A partir de là, visite quotidienne du Golden Temple, une des merveilles indiennes et un endroit plein de spiritualité comme je les adore. Je pourrais vous en parler durant des
pages et des pages mais vous verrez les photos qui seront les plus explicites. J'y suis venu 5 fois à toute heure du jour et même la nuit et j'y ai passe des moments idylliques. Même s'il n'y avait que cet arrêt, ce voyage serait une réussite.

Golden temple pano.jpg

Evidemment que j'y suis passé et repassé vu que je n'ai trouvé une place de retour vers Delhi que 4 jours plus tard et sur Waiting list en plus. Mais le gars de la SNCB derrière
le guichet m'assure que c'est tout bon. Je ne m'inquiète donc pas.

Amritsar est à 20 kms de la frontière pakistanaise et je sais qu'il y a une cérémonie quotidienne de fermeture de cette frontière à Attari. Je demande à l'hôtel comment on peut y aller et ils me disent qu'ils n'en savent rien du tout mais qu'en ville je trouverai peut être. Je sors de l'hôtel et je tombe directement sur un mec qui me propose d'y aller en jeep. Coup de bol, je me dis. Que nenni: il sont 15 sur les 50 premiers mètres en sortant de ma guesthouse à me proposer le même service.

En route donc pour la frontière. Trajet de 20 km relativement cool. Les Indiens roulent toujours comme des abrutis décérébrés (ouille, il faudrait des accents là) (Et voilà qui est corrigé Michel !) et on slalome entre tous les obstacles habituels. Arrivés sur place, c'est la cohue: les indiens se déplacent par centaines pour ce truc en plus des touristes. Finalement on est amenés dans une sorte de stade avec une route au milieu et une barrière au bout... qui est la frontière.

Border pano_01.jpg

Côté pakistanais, idem. Au départ, c'est le boxon vu que les deux camps hurlent pour supporter leurs soldats et je dois avouer qu'on est vachement plus forts que les Pakistanais. Les hommes sont séparés des femmes et les étrangers plus quelques VIP indiens ont un autre coin de la tribune. Après une petite heure d'invectives, commence la cérémonie. Impressionnant et surtout à mourir de rire pour tous les occidentaux. Je suis à cote d'un couple de tchèques et la fille va glousser du début à la fin. De l'autre côté, j'ai un Indien qui passe la cérémonie au téléphone en hurlant et en me balançant un drapeau indien dans la gueule.

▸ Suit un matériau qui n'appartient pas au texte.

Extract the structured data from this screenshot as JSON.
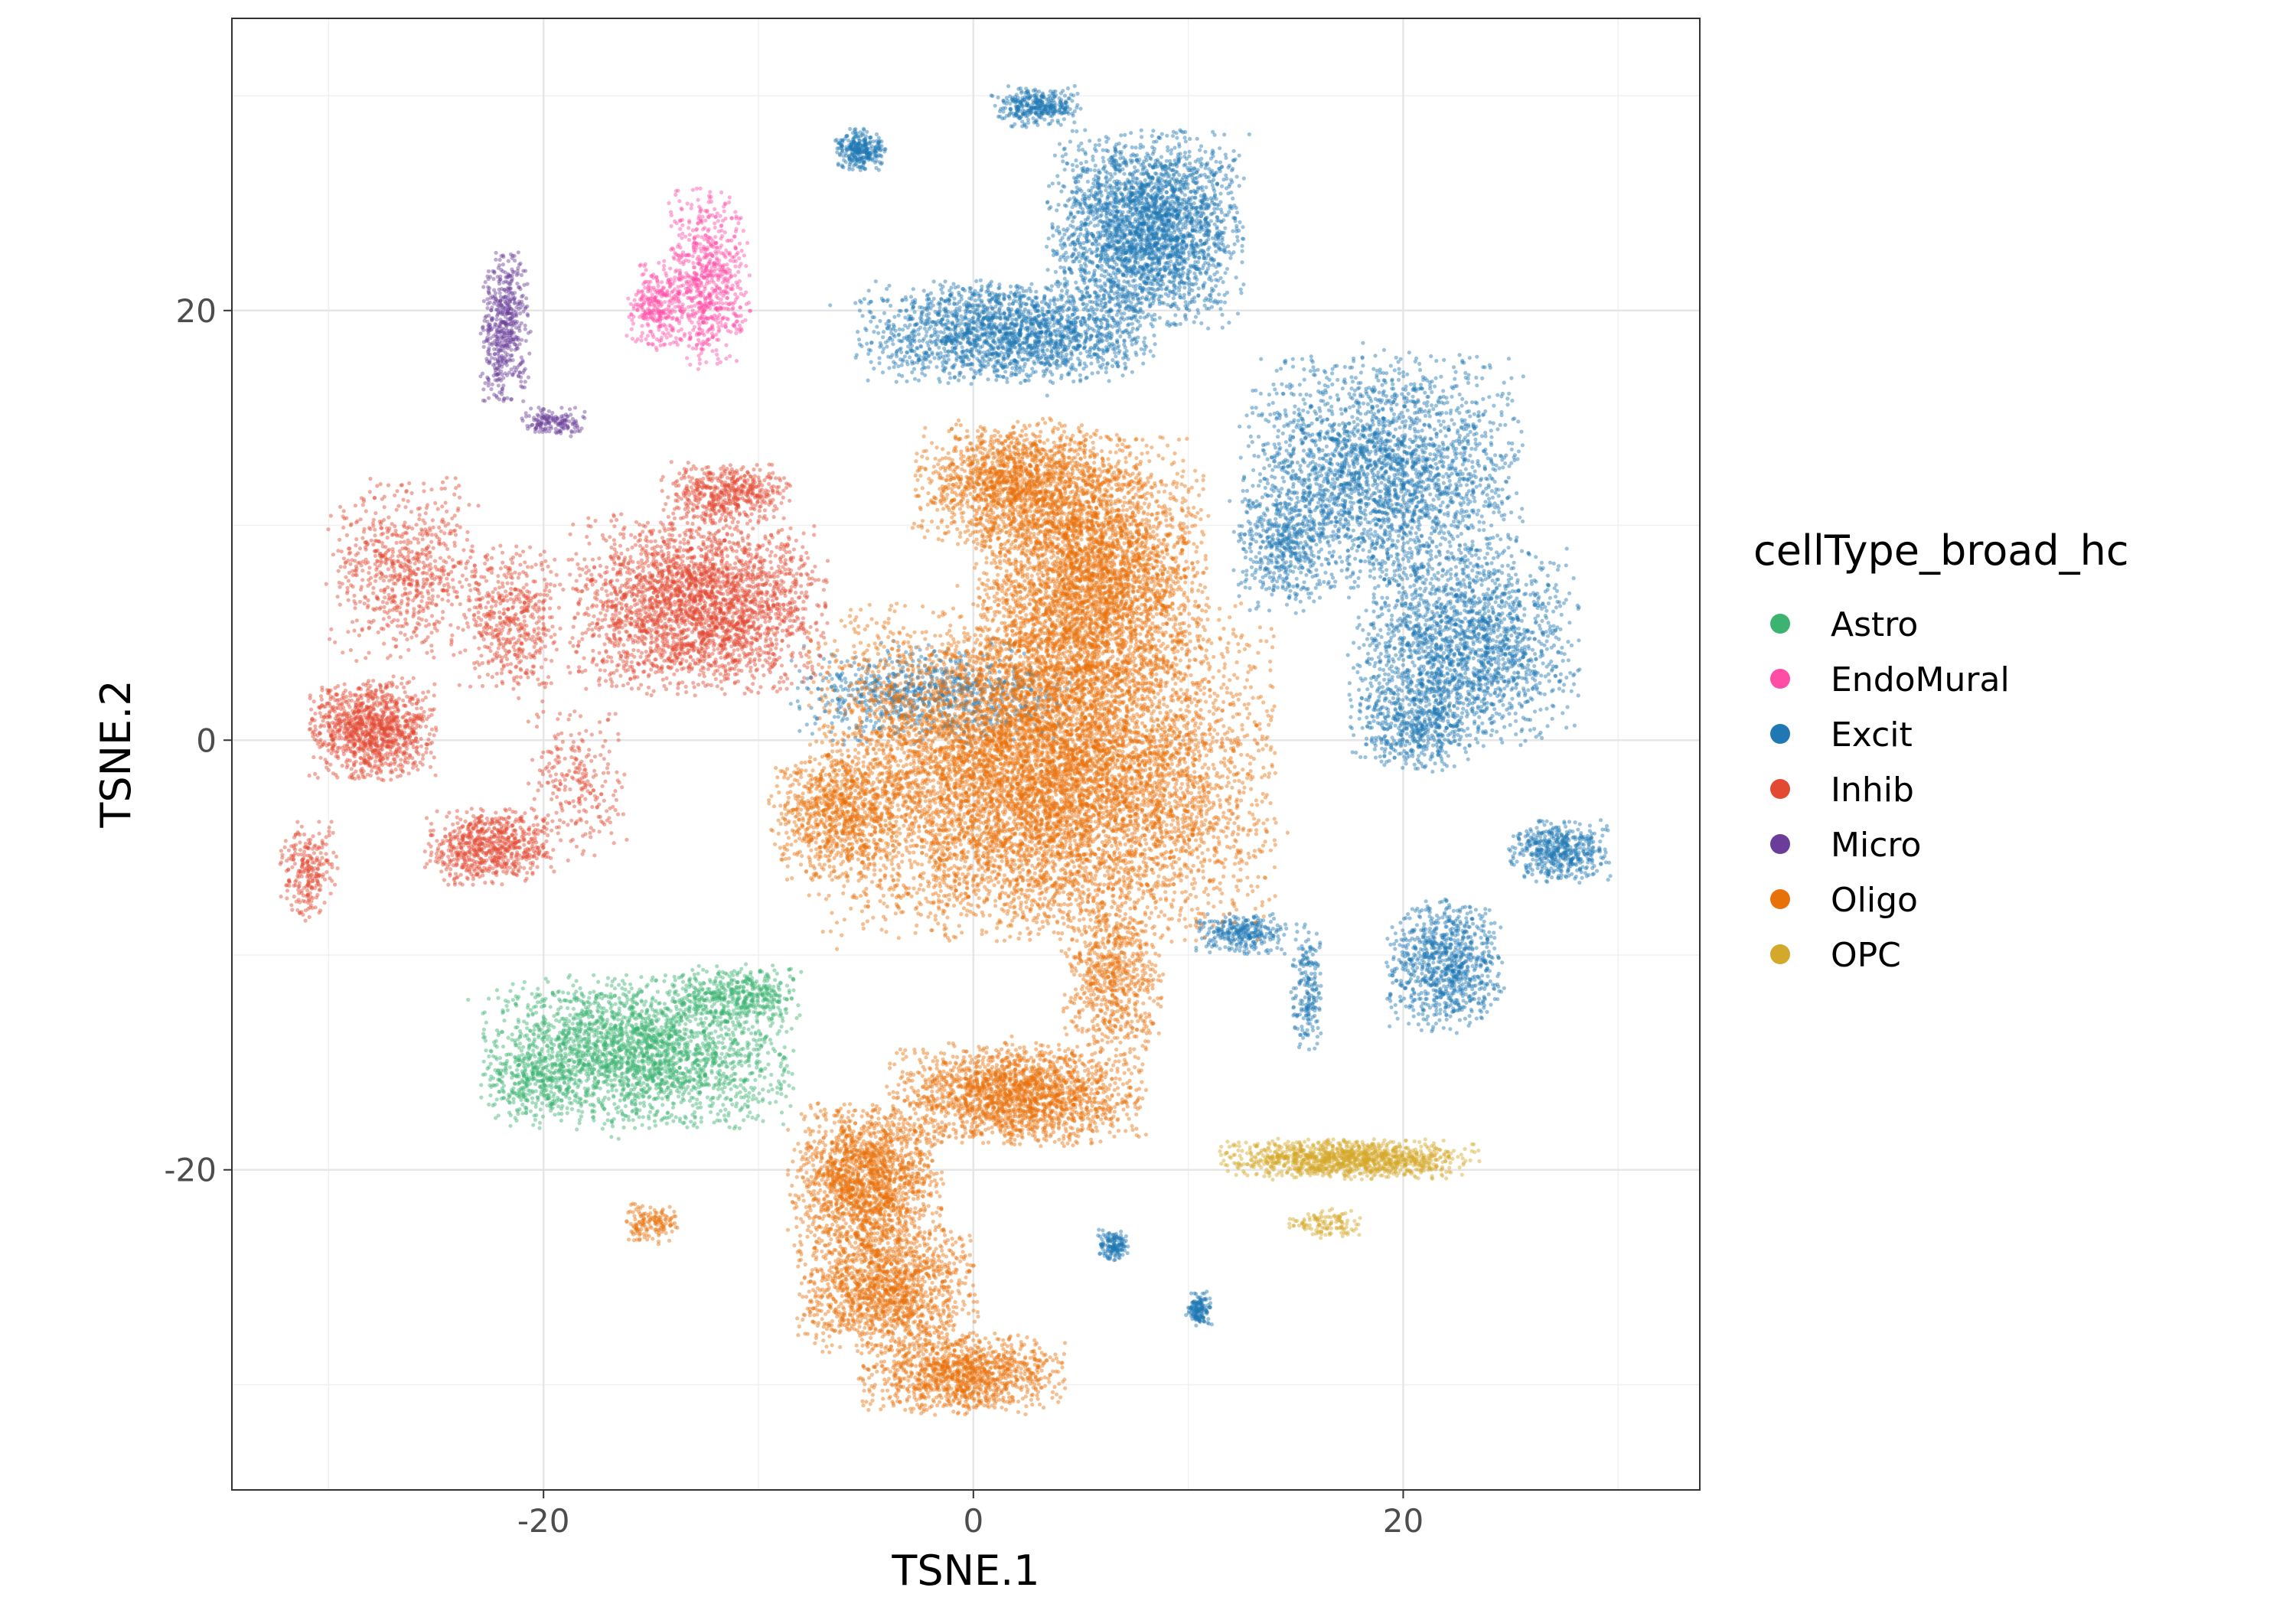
{
  "chart_data": {
    "type": "scatter",
    "title": "",
    "xlabel": "TSNE.1",
    "ylabel": "TSNE.2",
    "xlim": [
      -34.5,
      33.8
    ],
    "ylim": [
      -34.9,
      33.6
    ],
    "x_ticks": [
      -20,
      0,
      20
    ],
    "y_ticks": [
      -20,
      0,
      20
    ],
    "x_tick_labels": [
      "-20",
      "0",
      "20"
    ],
    "y_tick_labels": [
      "-20",
      "0",
      "20"
    ],
    "grid": true,
    "legend": {
      "title": "cellType_broad_hc",
      "position": "right",
      "entries": [
        "Astro",
        "EndoMural",
        "Excit",
        "Inhib",
        "Micro",
        "Oligo",
        "OPC"
      ]
    },
    "series": [
      {
        "name": "Astro",
        "color": "#3cb371",
        "clusters": [
          [
            -15.6,
            -14.5,
            6.0,
            3.0,
            1.0,
            2600
          ],
          [
            -11,
            -11.8,
            2.5,
            1.1,
            1.0,
            400
          ],
          [
            -20.5,
            -16.0,
            2.0,
            1.5,
            1.0,
            250
          ]
        ]
      },
      {
        "name": "EndoMural",
        "color": "#ff4da6",
        "clusters": [
          [
            -12.3,
            21.5,
            1.6,
            3.5,
            1.0,
            700
          ],
          [
            -14.7,
            20.2,
            1.2,
            1.8,
            1.0,
            300
          ]
        ]
      },
      {
        "name": "Excit",
        "color": "#1f77b4",
        "clusters": [
          [
            8.0,
            23.8,
            3.8,
            3.8,
            1.0,
            2800
          ],
          [
            1.5,
            19.0,
            5.8,
            2.0,
            1.0,
            2000
          ],
          [
            19.0,
            12.5,
            5.5,
            4.5,
            1.0,
            2600
          ],
          [
            22.8,
            4.5,
            4.5,
            4.0,
            1.0,
            2000
          ],
          [
            20.5,
            0.8,
            2.5,
            2.0,
            1.0,
            500
          ],
          [
            27.3,
            -5.2,
            2.0,
            1.2,
            1.0,
            500
          ],
          [
            22.0,
            -10.5,
            2.3,
            2.6,
            1.0,
            900
          ],
          [
            3.0,
            29.5,
            1.8,
            0.8,
            1.0,
            350
          ],
          [
            -5.3,
            27.5,
            1.0,
            0.8,
            1.0,
            300
          ],
          [
            -2.0,
            2.2,
            5.5,
            2.0,
            1.0,
            900
          ],
          [
            14.5,
            9.0,
            2.0,
            2.5,
            1.0,
            450
          ],
          [
            12.5,
            -9.0,
            1.8,
            0.8,
            1.0,
            300
          ],
          [
            15.5,
            -11.5,
            0.6,
            2.5,
            1.0,
            200
          ],
          [
            6.5,
            -23.5,
            0.6,
            0.6,
            1.0,
            150
          ],
          [
            10.5,
            -26.5,
            0.5,
            0.7,
            1.0,
            150
          ]
        ]
      },
      {
        "name": "Inhib",
        "color": "#e34a33",
        "clusters": [
          [
            -12.8,
            6.3,
            5.0,
            3.5,
            1.0,
            2800
          ],
          [
            -28.0,
            0.5,
            2.5,
            2.0,
            1.0,
            1100
          ],
          [
            -22.5,
            -5.0,
            2.5,
            1.5,
            1.0,
            700
          ],
          [
            -26.5,
            8.0,
            3.0,
            3.5,
            1.0,
            700
          ],
          [
            -21.5,
            5.5,
            2.0,
            3.0,
            1.0,
            500
          ],
          [
            -11.5,
            11.5,
            2.5,
            1.2,
            1.0,
            500
          ],
          [
            -31.0,
            -6.0,
            1.2,
            2.0,
            1.0,
            250
          ],
          [
            -18.5,
            -2.0,
            2.0,
            3.0,
            1.0,
            250
          ]
        ]
      },
      {
        "name": "Micro",
        "color": "#6a3d9a",
        "clusters": [
          [
            -21.8,
            19.3,
            1.0,
            3.0,
            1.0,
            500
          ],
          [
            -19.5,
            14.8,
            1.3,
            0.6,
            1.0,
            150
          ]
        ]
      },
      {
        "name": "Oligo",
        "color": "#e8710a",
        "clusters": [
          [
            3.2,
            -1.5,
            9.0,
            6.5,
            1.0,
            9000
          ],
          [
            5.5,
            7.5,
            4.5,
            5.5,
            1.0,
            4000
          ],
          [
            2.0,
            12.0,
            4.0,
            2.5,
            1.0,
            1500
          ],
          [
            2.0,
            -16.5,
            5.0,
            2.0,
            1.0,
            2000
          ],
          [
            -5.0,
            -20.5,
            3.0,
            3.0,
            1.0,
            1800
          ],
          [
            -4.0,
            -25.5,
            3.5,
            2.5,
            1.0,
            1500
          ],
          [
            -0.5,
            -29.5,
            4.0,
            1.6,
            1.0,
            1200
          ],
          [
            -6.5,
            -3.5,
            2.5,
            2.5,
            1.0,
            800
          ],
          [
            6.5,
            -11.0,
            2.0,
            3.0,
            1.0,
            700
          ],
          [
            -15.0,
            -22.5,
            1.2,
            0.8,
            1.0,
            150
          ]
        ]
      },
      {
        "name": "OPC",
        "color": "#d4a82a",
        "clusters": [
          [
            17.5,
            -19.5,
            5.0,
            0.8,
            1.0,
            1200
          ],
          [
            16.5,
            -22.5,
            1.5,
            0.6,
            1.0,
            120
          ]
        ]
      }
    ]
  }
}
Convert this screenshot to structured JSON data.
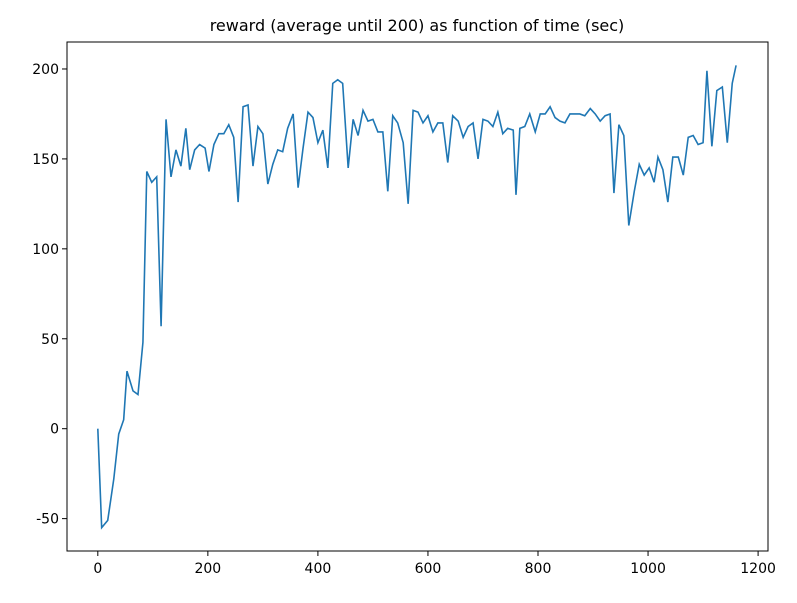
{
  "chart_data": {
    "type": "line",
    "title": "reward (average until 200) as function of time (sec)",
    "x": [
      0,
      7,
      18,
      29,
      38,
      47,
      53,
      64,
      73,
      82,
      89,
      98,
      107,
      115,
      124,
      133,
      142,
      151,
      160,
      167,
      176,
      185,
      195,
      202,
      211,
      220,
      229,
      238,
      247,
      255,
      264,
      273,
      282,
      291,
      300,
      309,
      318,
      327,
      336,
      345,
      355,
      364,
      373,
      382,
      391,
      400,
      409,
      418,
      427,
      436,
      445,
      455,
      464,
      473,
      482,
      491,
      500,
      509,
      518,
      527,
      536,
      545,
      555,
      564,
      573,
      582,
      591,
      600,
      609,
      618,
      627,
      636,
      645,
      655,
      664,
      673,
      682,
      691,
      700,
      709,
      718,
      727,
      736,
      745,
      755,
      760,
      767,
      776,
      785,
      795,
      804,
      813,
      822,
      831,
      840,
      849,
      858,
      867,
      876,
      885,
      895,
      904,
      913,
      922,
      931,
      938,
      947,
      956,
      965,
      975,
      984,
      993,
      1002,
      1011,
      1018,
      1027,
      1036,
      1045,
      1055,
      1064,
      1073,
      1082,
      1091,
      1100,
      1107,
      1116,
      1125,
      1135,
      1144,
      1153,
      1160
    ],
    "series": [
      {
        "name": "reward",
        "color": "#1f77b4",
        "values": [
          0,
          -55,
          -51,
          -28,
          -3,
          5,
          32,
          21,
          19,
          48,
          143,
          137,
          140,
          57,
          172,
          140,
          155,
          146,
          167,
          144,
          155,
          158,
          156,
          143,
          158,
          164,
          164,
          169,
          162,
          126,
          179,
          180,
          146,
          168,
          164,
          136,
          147,
          155,
          154,
          167,
          175,
          134,
          156,
          176,
          173,
          159,
          166,
          145,
          192,
          194,
          192,
          145,
          172,
          163,
          177,
          171,
          172,
          165,
          165,
          132,
          174,
          170,
          159,
          125,
          177,
          176,
          170,
          174,
          165,
          170,
          170,
          148,
          174,
          171,
          162,
          168,
          170,
          150,
          172,
          171,
          168,
          176,
          164,
          167,
          166,
          130,
          167,
          168,
          175,
          165,
          175,
          175,
          179,
          173,
          171,
          170,
          175,
          175,
          175,
          174,
          178,
          175,
          171,
          174,
          175,
          131,
          169,
          163,
          113,
          132,
          147,
          141,
          145,
          137,
          151,
          144,
          126,
          151,
          151,
          141,
          162,
          163,
          158,
          159,
          199,
          157,
          188,
          190,
          159,
          192,
          202
        ]
      }
    ],
    "xlim": [
      -56,
      1218
    ],
    "ylim": [
      -68,
      215
    ],
    "xticks": [
      0,
      200,
      400,
      600,
      800,
      1000,
      1200
    ],
    "yticks": [
      -50,
      0,
      50,
      100,
      150,
      200
    ]
  }
}
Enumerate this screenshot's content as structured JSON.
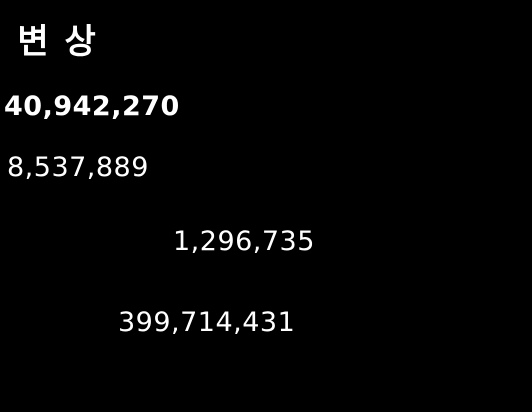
{
  "heading": ") 변 상",
  "values": [
    "40,942,270",
    "8,537,889",
    "1,296,735",
    "399,714,431"
  ]
}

Le comique, c'est que ces militaires partent vers la grille frontière en levant la jambe à la verticale (au risque de s'exploser la cloison nasale et puis ils marchent au pas de l'oie en accéléré un peu comme le gars qui doit aller de manière urgente aux toilettes mais qui ne veut pas le montrer...

Border_05.jpg

On dirait que ce sont les Monty Pythons qui ont orchestré le bazar mais on doit rester dignes car pour les Indiens c'est super important. Au final, les deux drapeaux sont descendus à la même vitesse et ramenés dans chaque poste de commandement.

Border pano_02.jpg

Ca valait vraiment la peine de venir... surtout qu'au moment de repartir, notre jeep a crevé et que la roue de secours est plate aussi.

Le temps de trouver une bassine, l'eau, le réparateur et la fuite (dans l'ordre) on doit être les derniers à rentrer au port. Mais quel souvenir. J'ai essayé de filmer avec mon appareil photo, on verra ce que ça donne.

Je vous laisse car il est l'heure d’aller rejoindre notre petit groupe pour aller souper sur une terrasse de Bundi dans la chaleur bien agréable de ce début de printemps. (Vous le sentez aussi?)